The Case for Modeling

December 3rd, 2009

I got involved in a couple of threads lately discussing the merits of modeling in light of new technology. I did fill up some space on those threads, but will be merciful and put my semi-rant here.
As a James Martin Alumni, I got to see the benefits of modeling at its best. When used properly in a disciplined approach (such as information engineering, rapid application development, agile development, etc.) modeling leads to two things:
- Faster overall development time
- Increase quality / flexibility
OK, for the folks that about to say the extra work of modeling, how can that make it faster. Quite simply, modeling facilitates higher levels of understanding and communication within a development team and when that team communicates outside of its circle. The data model is still the best mode of communicating business data relationships.
As far as increasing quality, like any other engineering discipline, thinking before doing is a universal tenet. This does not mean modeling in of itself makes for higher quality, but it can be said that modeling gives a proven mechanism for controlling quality and can allow for more flexible expansion of an application.
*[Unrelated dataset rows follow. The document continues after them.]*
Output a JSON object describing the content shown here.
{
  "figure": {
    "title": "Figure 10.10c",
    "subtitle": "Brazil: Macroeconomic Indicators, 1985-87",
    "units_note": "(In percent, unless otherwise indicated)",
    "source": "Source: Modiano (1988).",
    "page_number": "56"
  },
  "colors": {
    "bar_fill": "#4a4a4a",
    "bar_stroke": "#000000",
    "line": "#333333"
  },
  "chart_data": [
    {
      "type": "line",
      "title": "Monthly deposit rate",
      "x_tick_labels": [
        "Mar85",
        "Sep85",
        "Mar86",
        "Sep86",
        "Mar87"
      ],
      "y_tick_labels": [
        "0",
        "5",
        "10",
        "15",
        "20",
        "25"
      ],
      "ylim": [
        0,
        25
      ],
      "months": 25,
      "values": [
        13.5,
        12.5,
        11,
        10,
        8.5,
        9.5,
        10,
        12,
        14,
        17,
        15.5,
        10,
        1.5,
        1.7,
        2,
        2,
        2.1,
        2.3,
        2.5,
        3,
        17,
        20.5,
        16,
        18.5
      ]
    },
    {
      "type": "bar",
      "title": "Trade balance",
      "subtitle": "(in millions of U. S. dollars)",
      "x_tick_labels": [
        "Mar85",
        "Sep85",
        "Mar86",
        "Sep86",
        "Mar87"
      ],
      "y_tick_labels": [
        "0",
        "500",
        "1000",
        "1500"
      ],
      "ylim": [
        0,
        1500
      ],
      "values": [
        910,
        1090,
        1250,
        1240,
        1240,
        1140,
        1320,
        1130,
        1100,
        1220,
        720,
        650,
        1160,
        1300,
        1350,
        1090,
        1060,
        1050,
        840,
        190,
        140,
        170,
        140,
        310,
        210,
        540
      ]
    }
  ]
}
How can we learn from history?
Back in the days of mainframes, organizations smartened up and stopped hacking code and embraced modeling and methodologies. This was starting to really take hold around 1990, but then all hell broke loose on the technology end and client server was upon us. For some reason, the leaders of the client server tool market (powerbuilder, visual basic, delphi, etc.) said modeling was only for mainframes and the technology made modeling redundant and/or obsolete (does this sound similar to some of the hype in DW now). Fast forward to 1999 and all that powerbuilder stuff was being rebuilt (with funding from Y2K).
The lesson, technology can help, but cannot replace modeling.

It is true that we are going through tremendous changes in the DW/BI/MDM space which will undoubtedly have some impact on the way we use data models (logical and physical). But to assume that technology will make modeling obsolete is destine to repeat the sins of the past.